Lawyers for the former Libyan intelligence agent say his physical condition is worsening. The question of whether to release him has divided the families of those who died.
The Rev. John Mosey, whose daughter Helga, 19, died in the attack, said Wednesday he would be glad to see al-Megrahi return home.
"It is right he should go home to die in dignity with his family. I believe it is our Christian duty to show mercy," he said.
But American families have largely been hostile to the idea. Seven U.S. senators and Secretary of State Hillary Clinton have urged MacAskill not to release al-Megrahi.
"If he's released on compassionate grounds, who would provide comfort and compassion to the family members?" said Peter Sullivan, whose best friend Mike Doyle was killed in the bombing.
On Tuesday, Clinton told reporters that the U.S. believes al-Megrahi should serve out his sentence.
"The United States has made its views known over a number of months and we continue to make the same point that we think it is inappropriate and very much against the wishes of the family members of the victims who suffered such grievous losses with the actions that led to the bombing of the airline," Clinton said. "And we have made our views known to the Libyan government as well.
"I take this very personally because I knew a lot of the family members of those who were lost, because there was a large contingent from Syracuse University," Clinton, a former U.S. senator from New York, added.
A generation of sanctions
Libyans, meanwhile, are ready to celebrate the return of al-Megrahi, whom they see as an innocent victim of the West's campaign to turn their country into an international pariah.
"Exoneration. That's what we've been waiting for, and what (his release) would be," said Mohammed Abdel-Hameed, a 76-year-old retiree catching some shade behind a column in the square. "We all paid for Lockerbie, but al-Megrahi paid the highest price."

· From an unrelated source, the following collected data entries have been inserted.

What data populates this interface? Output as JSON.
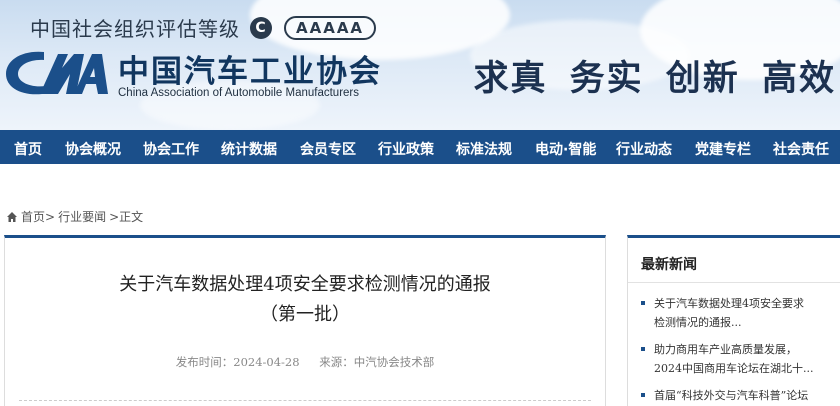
{
  "header": {
    "eval_text": "中国社会组织评估等级",
    "eval_c": "C",
    "eval_level": "AAAAA",
    "org_cn": "中国汽车工业协会",
    "org_en": "China Association of Automobile Manufacturers",
    "slogan": "求真 务实 创新 高效"
  },
  "nav": {
    "items": [
      {
        "label": "首页"
      },
      {
        "label": "协会概况"
      },
      {
        "label": "协会工作"
      },
      {
        "label": "统计数据"
      },
      {
        "label": "会员专区"
      },
      {
        "label": "行业政策"
      },
      {
        "label": "标准法规"
      },
      {
        "label": "电动·智能"
      },
      {
        "label": "行业动态"
      },
      {
        "label": "党建专栏"
      },
      {
        "label": "社会责任"
      }
    ]
  },
  "breadcrumb": {
    "home": "首页>",
    "section": "行业要闻",
    "current": ">正文"
  },
  "article": {
    "title": "关于汽车数据处理4项安全要求检测情况的通报",
    "subtitle": "（第一批）",
    "publish_time": "发布时间：2024-04-28",
    "source": "来源：中汽协会技术部"
  },
  "sidebar": {
    "title": "最新新闻",
    "news": [
      {
        "line1": "关于汽车数据处理4项安全要求",
        "line2": "检测情况的通报..."
      },
      {
        "line1": "助力商用车产业高质量发展，",
        "line2": "2024中国商用车论坛在湖北十..."
      },
      {
        "line1": "首届“科技外交与汽车科普”论坛",
        "line2": ""
      }
    ]
  },
  "colors": {
    "nav_bg": "#1b4f8a",
    "brand_dark": "#11365f"
  }
}
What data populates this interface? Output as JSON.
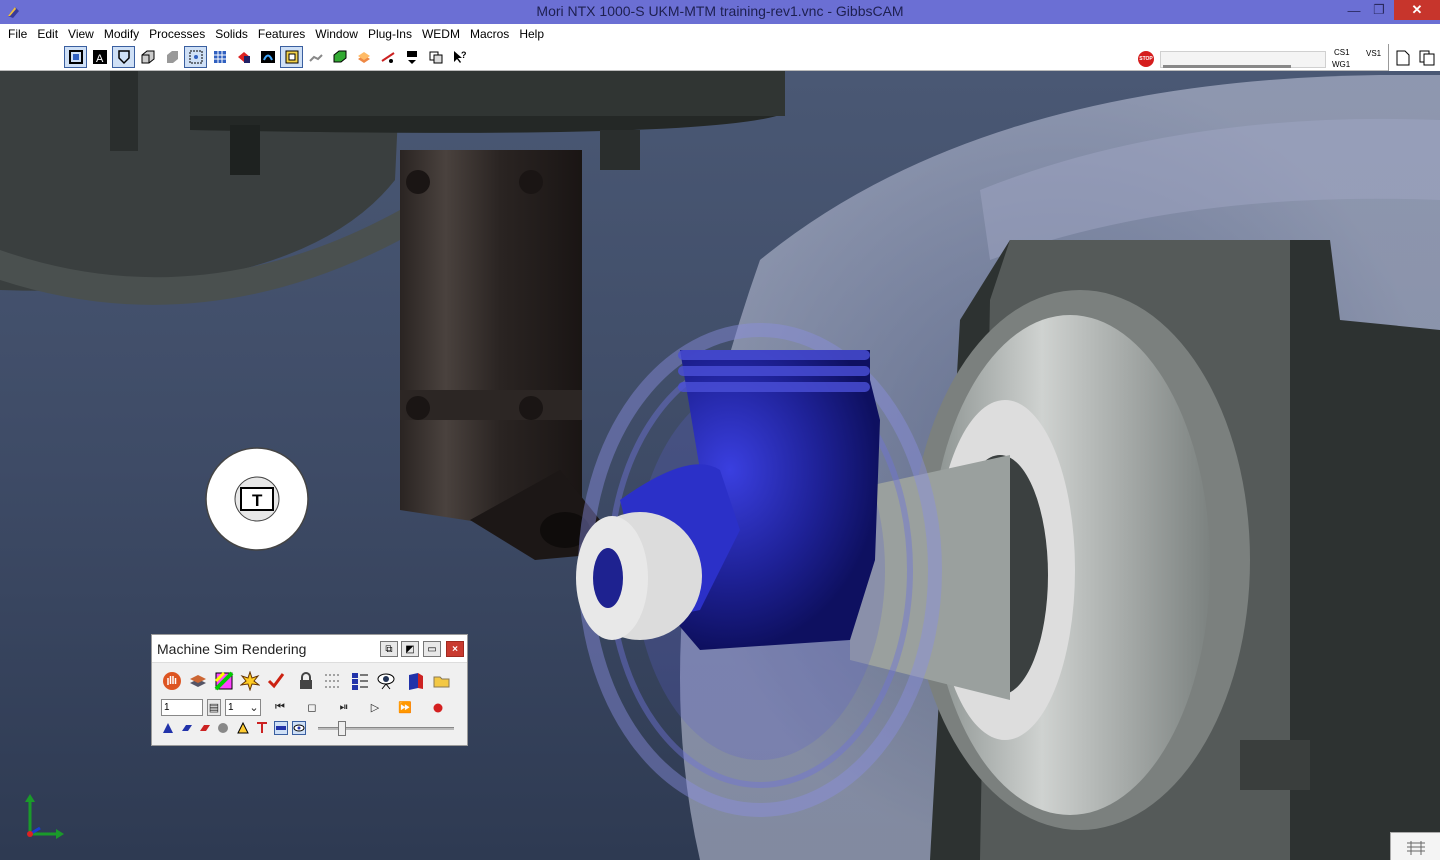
{
  "window": {
    "title": "Mori NTX 1000-S UKM-MTM training-rev1.vnc - GibbsCAM",
    "minimize_label": "—",
    "maximize_label": "❐",
    "close_label": "✕"
  },
  "menu": [
    "File",
    "Edit",
    "View",
    "Modify",
    "Processes",
    "Solids",
    "Features",
    "Window",
    "Plug-Ins",
    "WEDM",
    "Macros",
    "Help"
  ],
  "status": {
    "stop_label": "STOP",
    "cs_label": "CS1",
    "wg_label": "WG1",
    "vs_label": "VS1",
    "progress_fraction": 0.8
  },
  "sim_panel": {
    "title": "Machine Sim Rendering",
    "step_value": "1",
    "speed_value": "1",
    "speed_slider_fraction": 0.16
  },
  "colors": {
    "title_bar": "#6b6fd4",
    "close_red": "#c7352c",
    "part_blue": "#2a2fb0",
    "record_red": "#d42020"
  }
}
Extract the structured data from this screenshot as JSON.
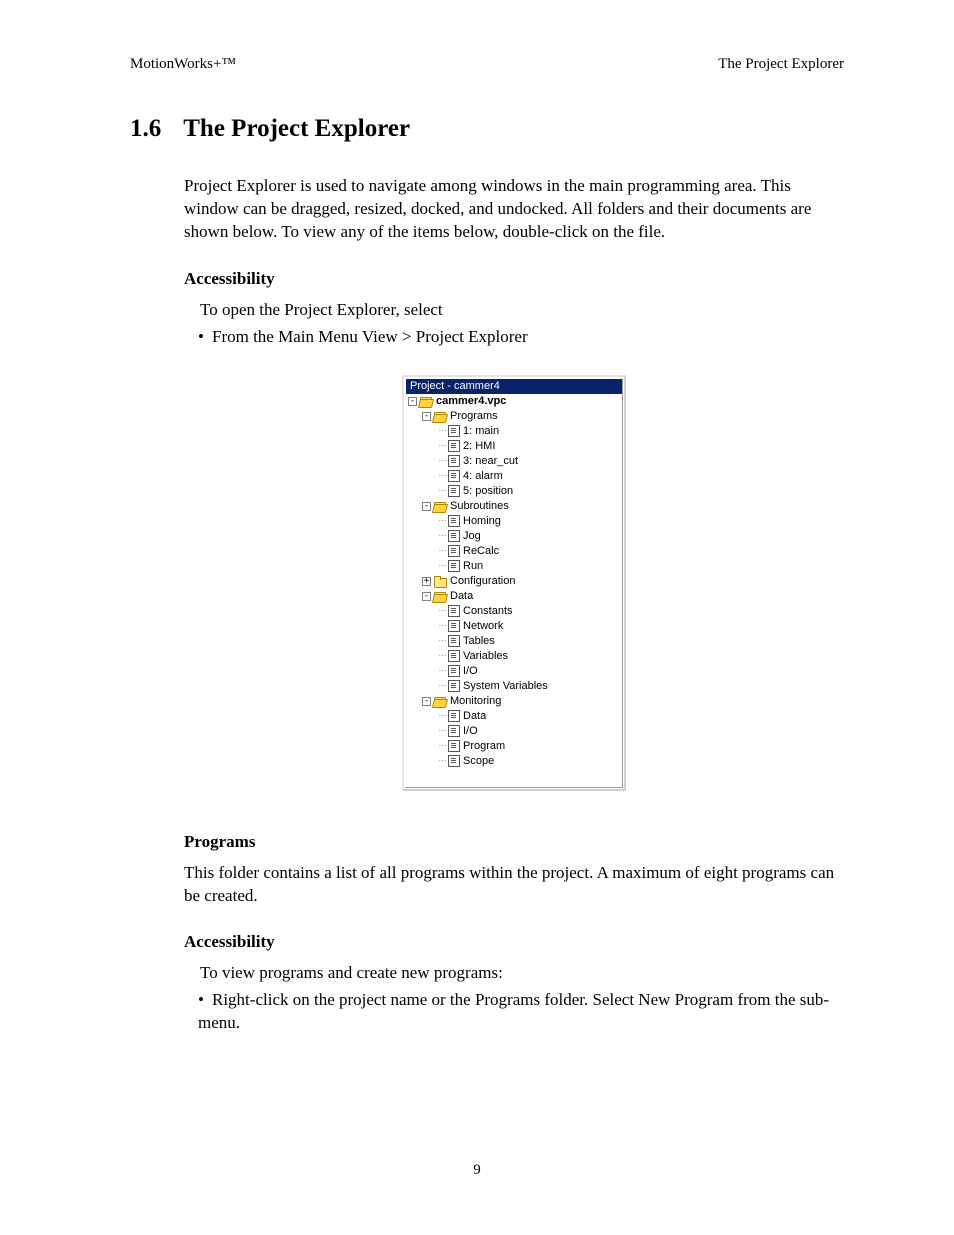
{
  "header": {
    "left": "MotionWorks+™",
    "right": "The Project Explorer"
  },
  "section": {
    "number": "1.6",
    "title": "The Project Explorer",
    "intro": "Project Explorer is used to navigate among windows in the main programming area.  This window can be dragged, resized, docked, and undocked.  All folders and their documents are shown below.  To view any of the items below, double-click on the file."
  },
  "accessibility1": {
    "heading": "Accessibility",
    "line1": "To open the Project Explorer, select",
    "bullet": "From the Main Menu View > Project Explorer"
  },
  "tree": {
    "title": "Project - cammer4",
    "root": {
      "label": "cammer4.vpc",
      "expander": "-"
    },
    "programs": {
      "label": "Programs",
      "expander": "-",
      "items": [
        "1: main",
        "2: HMI",
        "3: near_cut",
        "4: alarm",
        "5: position"
      ]
    },
    "subroutines": {
      "label": "Subroutines",
      "expander": "-",
      "items": [
        "Homing",
        "Jog",
        "ReCalc",
        "Run"
      ]
    },
    "configuration": {
      "label": "Configuration",
      "expander": "+"
    },
    "data": {
      "label": "Data",
      "expander": "-",
      "items": [
        "Constants",
        "Network",
        "Tables",
        "Variables",
        "I/O",
        "System Variables"
      ]
    },
    "monitoring": {
      "label": "Monitoring",
      "expander": "-",
      "items": [
        "Data",
        "I/O",
        "Program",
        "Scope"
      ]
    }
  },
  "programs_section": {
    "heading": "Programs",
    "body": "This folder contains a list of all programs within the project.  A maximum of eight programs can be created."
  },
  "accessibility2": {
    "heading": "Accessibility",
    "line1": "To view programs and create new programs:",
    "bullet": "Right-click on the project name or the Programs folder.  Select New Program from the sub-menu."
  },
  "page_number": "9"
}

"It was all fabrication on fabrication," said Ramadan Misbahi, 45, as friends seated around him at an outdoor cafe nodded in agreement. "He didn't do anything."
The Lockerbie bombing sealed Libya's reputation as a terror sponsor in the eyes of the West. United Nations sanctions were imposed in 1992, augmenting others already imposed by the United States. The measures, as a whole, barred U.S. firms from doing business in Libya and barred air travel in and out of Libya.
The sanctions shaped the lives of a generation of Libyans. People had to drive to neighboring Tunisia or take a ferry to Malta to travel abroad. Quality goods were hard to come by. With little foreign investment — even from Europeans — and heavy government control of the local economy, cities like Tripoli fell into disrepair, buildings became run down, and Libyans felt cut off from the world.
Libya's decision to hand over al-Megrahi — along with a second suspect who was eventually acquitted — for trial in the Netherlands in 1999 marked the start of the country's escape from international isolation. The transformation was pushed along in the early 2000s by Libya's renunciation of its weapons of mass destruction program and agreement to pay compensation of about $2.7 billion to the Lockerbie victims' families.
That paved the way for the lifting of the U.N. sanctions in 2003, and the U.S. sanctions in the years that followed. It also opened the floodgates for foreign — mainly European — investment in a country flush with oil and hungry for contact with the outside world.